中国は、30年遅れて日本と同じ道を歩んでいる。次は暗黒の20年

 

成長期から成熟期の移行期は、政治が不安定になる

では、2020年代の中国はどうなるのでしょうか? 2020年代の30年前にあたる1990年代、日本では何が起こったか?

1990年、バブルが崩壊しました。その後、日本では、政治がとても不安定になります。1993年、細川内閣誕生。細川さんは、自民党ではなく、「日本新党」の代表でした。1994年、羽田内閣誕生。波田さんも、自民党ではなく、「新生党」の党首でした。同年誕生した村山内閣。村山さんは、なんと「社会党」の委員長でした。

というわけで、「バブル崩壊」は、自民党の「事実上の一党独裁体制」を壊しました。しかし、日本は「民主国家」。政権交代は、選挙によって実現し、混乱はなかった。

中国は??? この国には、選挙がないのです。中国共産党は、「選挙によって国民に選ばれた」わけではありません。毛沢東が国民党との戦いに勝利し、中華人民共和国を建国した。まず、そういう「正統性」があった。その次は、「共産党の一党独裁のおかげで、中国は世界一の経済成長を成し遂げた」という「正統性」ができた。

しかし、その「正統性は失われつつあります。「ライフサイクル」によって、もはや「二ケタ成長」などありえない。年々減速し、下手すると日本のような危機に突入する。そうなると、中国共産党、一党独裁の「正統性」は何もなくなってしまいます。というわけで、2020年以降中国の政治は不安定になっていくことでしょう。

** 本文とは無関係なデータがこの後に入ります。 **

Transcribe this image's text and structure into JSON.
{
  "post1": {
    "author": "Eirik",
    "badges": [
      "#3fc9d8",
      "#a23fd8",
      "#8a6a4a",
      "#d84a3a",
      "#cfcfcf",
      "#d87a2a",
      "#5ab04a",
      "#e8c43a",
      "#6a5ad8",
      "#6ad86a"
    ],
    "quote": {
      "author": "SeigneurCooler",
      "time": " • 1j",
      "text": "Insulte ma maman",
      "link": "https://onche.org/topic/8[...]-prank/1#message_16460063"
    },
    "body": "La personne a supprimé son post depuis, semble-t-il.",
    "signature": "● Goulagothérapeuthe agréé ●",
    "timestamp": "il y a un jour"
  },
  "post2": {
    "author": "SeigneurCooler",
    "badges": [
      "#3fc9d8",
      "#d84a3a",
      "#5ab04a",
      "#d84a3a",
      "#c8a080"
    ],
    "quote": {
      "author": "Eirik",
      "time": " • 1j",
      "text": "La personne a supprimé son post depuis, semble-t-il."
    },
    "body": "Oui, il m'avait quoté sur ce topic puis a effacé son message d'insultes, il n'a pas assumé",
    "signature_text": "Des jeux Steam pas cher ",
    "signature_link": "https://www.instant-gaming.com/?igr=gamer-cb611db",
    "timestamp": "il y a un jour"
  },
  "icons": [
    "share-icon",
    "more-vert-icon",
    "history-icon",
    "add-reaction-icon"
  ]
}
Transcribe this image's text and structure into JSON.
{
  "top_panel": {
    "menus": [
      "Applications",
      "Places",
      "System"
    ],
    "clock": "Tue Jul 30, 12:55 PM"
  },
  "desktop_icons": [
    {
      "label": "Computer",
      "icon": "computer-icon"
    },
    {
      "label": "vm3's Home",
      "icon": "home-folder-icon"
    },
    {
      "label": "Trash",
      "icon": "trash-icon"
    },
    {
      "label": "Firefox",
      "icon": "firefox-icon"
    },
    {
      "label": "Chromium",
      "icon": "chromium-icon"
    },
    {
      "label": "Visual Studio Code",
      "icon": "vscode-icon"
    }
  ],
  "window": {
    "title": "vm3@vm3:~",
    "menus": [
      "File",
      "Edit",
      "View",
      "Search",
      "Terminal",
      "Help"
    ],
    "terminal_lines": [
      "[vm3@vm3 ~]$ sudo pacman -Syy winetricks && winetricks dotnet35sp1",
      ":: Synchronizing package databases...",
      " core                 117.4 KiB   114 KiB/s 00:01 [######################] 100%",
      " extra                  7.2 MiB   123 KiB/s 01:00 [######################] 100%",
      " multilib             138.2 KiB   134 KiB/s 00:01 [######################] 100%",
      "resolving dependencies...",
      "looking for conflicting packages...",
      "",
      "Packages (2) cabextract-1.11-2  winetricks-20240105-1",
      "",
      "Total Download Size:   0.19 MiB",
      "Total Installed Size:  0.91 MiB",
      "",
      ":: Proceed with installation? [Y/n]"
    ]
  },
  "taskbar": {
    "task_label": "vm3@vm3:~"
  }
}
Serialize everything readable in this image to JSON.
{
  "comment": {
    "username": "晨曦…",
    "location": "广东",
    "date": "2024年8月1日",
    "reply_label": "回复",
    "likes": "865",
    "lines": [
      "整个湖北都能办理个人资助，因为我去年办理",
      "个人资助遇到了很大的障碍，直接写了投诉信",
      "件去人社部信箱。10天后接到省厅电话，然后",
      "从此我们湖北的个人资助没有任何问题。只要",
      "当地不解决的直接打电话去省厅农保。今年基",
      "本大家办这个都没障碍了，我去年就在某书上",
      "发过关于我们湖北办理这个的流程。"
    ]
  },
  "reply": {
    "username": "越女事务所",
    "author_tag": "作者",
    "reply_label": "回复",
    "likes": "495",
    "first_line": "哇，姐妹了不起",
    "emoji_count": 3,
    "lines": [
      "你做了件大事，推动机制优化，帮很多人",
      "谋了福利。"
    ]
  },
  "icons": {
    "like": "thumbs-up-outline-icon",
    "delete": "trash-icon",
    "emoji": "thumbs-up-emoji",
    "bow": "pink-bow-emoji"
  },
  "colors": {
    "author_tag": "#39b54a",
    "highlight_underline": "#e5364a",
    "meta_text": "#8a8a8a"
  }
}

一党独裁は崩壊し、劉さんの夢は実現するのでしょうか? 私は、そう思います。世界には、「いろいろな政治体制がある」といわれます。しかし、ざっくりいうと、三つしかありません。一つは、民主主義。二つ目は、独裁国家(いろいろ形態はあるが)。三つ目は、民主主義と独裁の間。中国共産党が正統性を失えば、「改革の方向」は「民主化」しかありません。